Substrates bind in a cleft composed of nine subsites, –4 through +5. Subsites –4 through   –1 contain three aromatic residues (Trp58, Tyr65, and Trp385) which form stacking interactions with the substrate. Four hydrogen bonds are also present in the minus subsites, two of which help distort the pyranose ring in subsite –1. Subsites +1 to +5 contain one hydrogen bond, in subsite +2, and two aromatic residues (Trp320 and Trp324) in subsites +4 and +5. The topography of the binding cleft suggests the substrate will have higher affinity for subsites –1 to –4 than for subsites +1 to +5. This is consistent with the results of reaction product analysis on cellopentaose and cellohexaose substrates using thin layer chromatography. Cellopentaose produces cellotetraose and glucose and cellohexaose produces cellotriose and cellobiose, respectively, as primary products. However, both substrates also produce secondary reaction products, showing the substrate can bind in subsites –3 to +2 or –3 to +3.

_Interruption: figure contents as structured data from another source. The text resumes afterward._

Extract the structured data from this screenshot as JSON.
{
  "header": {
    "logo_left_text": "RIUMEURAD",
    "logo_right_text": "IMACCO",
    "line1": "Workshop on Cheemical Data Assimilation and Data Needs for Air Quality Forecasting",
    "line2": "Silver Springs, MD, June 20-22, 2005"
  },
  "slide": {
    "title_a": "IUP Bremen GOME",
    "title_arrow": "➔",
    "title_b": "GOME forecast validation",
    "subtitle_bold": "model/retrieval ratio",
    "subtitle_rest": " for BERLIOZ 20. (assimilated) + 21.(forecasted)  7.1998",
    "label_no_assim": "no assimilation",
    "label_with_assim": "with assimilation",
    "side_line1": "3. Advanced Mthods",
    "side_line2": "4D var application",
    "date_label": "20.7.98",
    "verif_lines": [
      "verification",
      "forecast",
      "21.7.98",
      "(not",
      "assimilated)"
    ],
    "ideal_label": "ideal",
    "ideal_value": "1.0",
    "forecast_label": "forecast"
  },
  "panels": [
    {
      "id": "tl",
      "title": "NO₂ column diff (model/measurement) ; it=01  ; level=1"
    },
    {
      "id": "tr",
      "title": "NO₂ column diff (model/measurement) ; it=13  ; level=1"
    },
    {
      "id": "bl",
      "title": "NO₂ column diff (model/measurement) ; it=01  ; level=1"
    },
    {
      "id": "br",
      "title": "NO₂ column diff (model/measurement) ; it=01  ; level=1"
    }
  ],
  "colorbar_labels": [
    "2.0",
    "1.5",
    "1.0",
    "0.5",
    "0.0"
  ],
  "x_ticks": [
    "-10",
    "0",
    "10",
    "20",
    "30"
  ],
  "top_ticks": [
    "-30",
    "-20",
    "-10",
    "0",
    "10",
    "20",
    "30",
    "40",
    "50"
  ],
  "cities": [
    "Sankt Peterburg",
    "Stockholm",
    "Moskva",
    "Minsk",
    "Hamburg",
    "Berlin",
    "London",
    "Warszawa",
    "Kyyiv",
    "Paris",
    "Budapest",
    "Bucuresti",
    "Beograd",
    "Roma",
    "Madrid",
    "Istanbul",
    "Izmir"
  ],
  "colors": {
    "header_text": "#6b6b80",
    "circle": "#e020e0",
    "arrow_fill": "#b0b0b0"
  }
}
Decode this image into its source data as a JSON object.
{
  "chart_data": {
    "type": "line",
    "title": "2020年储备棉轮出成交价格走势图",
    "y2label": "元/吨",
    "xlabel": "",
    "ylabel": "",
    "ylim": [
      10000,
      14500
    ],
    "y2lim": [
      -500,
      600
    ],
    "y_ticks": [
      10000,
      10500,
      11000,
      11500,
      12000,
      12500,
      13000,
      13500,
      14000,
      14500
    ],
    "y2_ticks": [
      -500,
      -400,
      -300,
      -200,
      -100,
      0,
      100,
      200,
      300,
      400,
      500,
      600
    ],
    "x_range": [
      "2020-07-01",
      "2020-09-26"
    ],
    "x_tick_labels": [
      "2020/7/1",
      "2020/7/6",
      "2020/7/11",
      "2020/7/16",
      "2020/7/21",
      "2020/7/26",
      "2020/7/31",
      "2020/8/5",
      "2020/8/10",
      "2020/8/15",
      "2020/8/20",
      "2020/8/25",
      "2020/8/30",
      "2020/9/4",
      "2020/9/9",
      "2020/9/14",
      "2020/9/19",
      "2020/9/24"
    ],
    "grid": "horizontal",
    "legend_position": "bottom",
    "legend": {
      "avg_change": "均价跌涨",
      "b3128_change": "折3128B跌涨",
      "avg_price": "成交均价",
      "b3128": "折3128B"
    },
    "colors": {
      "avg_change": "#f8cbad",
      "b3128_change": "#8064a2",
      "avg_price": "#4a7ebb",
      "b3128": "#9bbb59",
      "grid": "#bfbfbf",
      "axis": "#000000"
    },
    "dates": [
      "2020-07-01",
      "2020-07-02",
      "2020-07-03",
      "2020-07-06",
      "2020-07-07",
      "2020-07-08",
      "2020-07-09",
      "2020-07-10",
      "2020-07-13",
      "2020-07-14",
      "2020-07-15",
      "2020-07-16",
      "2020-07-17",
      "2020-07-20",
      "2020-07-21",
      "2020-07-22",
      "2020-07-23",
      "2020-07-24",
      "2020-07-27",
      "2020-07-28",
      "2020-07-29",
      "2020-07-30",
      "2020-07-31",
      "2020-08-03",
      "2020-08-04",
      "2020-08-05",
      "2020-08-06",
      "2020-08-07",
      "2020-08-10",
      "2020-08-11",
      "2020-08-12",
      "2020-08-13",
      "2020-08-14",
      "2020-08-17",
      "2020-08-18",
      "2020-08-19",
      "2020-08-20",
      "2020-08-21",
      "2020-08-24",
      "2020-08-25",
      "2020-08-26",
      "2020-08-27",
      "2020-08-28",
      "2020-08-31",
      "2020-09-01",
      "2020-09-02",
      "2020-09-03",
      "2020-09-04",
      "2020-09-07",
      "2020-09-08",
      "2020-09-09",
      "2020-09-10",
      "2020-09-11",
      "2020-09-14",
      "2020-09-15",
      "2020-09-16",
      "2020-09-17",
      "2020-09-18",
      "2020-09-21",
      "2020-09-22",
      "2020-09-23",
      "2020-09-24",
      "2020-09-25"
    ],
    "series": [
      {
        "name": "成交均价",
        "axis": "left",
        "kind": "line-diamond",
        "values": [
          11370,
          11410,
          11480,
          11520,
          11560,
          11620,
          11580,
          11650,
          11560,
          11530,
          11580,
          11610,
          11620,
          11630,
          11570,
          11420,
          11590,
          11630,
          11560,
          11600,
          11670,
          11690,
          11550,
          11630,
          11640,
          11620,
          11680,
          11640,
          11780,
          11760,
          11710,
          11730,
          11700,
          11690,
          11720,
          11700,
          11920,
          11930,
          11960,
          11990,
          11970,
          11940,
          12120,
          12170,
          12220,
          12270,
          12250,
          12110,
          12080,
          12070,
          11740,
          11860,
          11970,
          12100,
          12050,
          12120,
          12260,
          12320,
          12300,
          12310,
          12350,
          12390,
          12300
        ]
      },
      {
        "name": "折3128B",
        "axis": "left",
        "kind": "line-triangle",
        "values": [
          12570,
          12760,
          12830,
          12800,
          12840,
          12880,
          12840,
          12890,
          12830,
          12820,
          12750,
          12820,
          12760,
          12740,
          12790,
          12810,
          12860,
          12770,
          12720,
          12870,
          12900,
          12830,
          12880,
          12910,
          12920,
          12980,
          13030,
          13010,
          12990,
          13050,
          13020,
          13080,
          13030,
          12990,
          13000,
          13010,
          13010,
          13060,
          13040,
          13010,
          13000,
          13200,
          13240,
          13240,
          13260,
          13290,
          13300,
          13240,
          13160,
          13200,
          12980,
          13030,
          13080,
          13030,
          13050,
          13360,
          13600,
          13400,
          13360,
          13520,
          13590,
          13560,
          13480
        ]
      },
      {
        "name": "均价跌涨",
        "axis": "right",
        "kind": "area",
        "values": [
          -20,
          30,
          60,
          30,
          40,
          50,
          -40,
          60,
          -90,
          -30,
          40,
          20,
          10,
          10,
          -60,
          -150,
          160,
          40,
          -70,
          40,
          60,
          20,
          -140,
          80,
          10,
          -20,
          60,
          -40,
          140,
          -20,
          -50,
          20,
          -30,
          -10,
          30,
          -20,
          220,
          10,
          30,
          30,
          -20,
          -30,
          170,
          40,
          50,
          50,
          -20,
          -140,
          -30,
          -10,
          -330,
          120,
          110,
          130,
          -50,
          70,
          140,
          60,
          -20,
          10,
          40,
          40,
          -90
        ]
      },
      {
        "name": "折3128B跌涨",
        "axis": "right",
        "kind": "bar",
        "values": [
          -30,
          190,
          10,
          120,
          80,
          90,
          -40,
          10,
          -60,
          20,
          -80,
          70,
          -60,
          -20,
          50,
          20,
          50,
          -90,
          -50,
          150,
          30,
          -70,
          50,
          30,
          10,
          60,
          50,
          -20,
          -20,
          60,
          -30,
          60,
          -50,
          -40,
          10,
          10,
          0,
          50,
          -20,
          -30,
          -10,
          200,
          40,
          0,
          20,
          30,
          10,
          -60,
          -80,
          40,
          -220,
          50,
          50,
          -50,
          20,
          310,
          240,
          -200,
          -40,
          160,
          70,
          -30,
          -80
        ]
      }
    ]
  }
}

CAC0915 hydrolyzes carboxylmethyl cellulose, birchwood xylan, larchwood xylan, cellopentaose, and cellohexaose. It is not active on mannan, laminarin, Avicel, pullulan, or lichenan. Michaelis–Menten kinetic parameters were determined on carboxymethyl cellulose (kcat 18.9 U/mg, KM 0.263 g/L), birchwood xylan (kcat 31.6 U/mg, KM 0.412 g/L) and larchwood xylan (kcat 29.5 U/mg, KM 0.278 g/L). CAC0915 is optimally active at pH 5.0 and has an activation energy for activity of 31.3 ± 2.3 kJ/mol-K and an activation energy for inactivation of 227 ± 20.5 kJ/mol-K.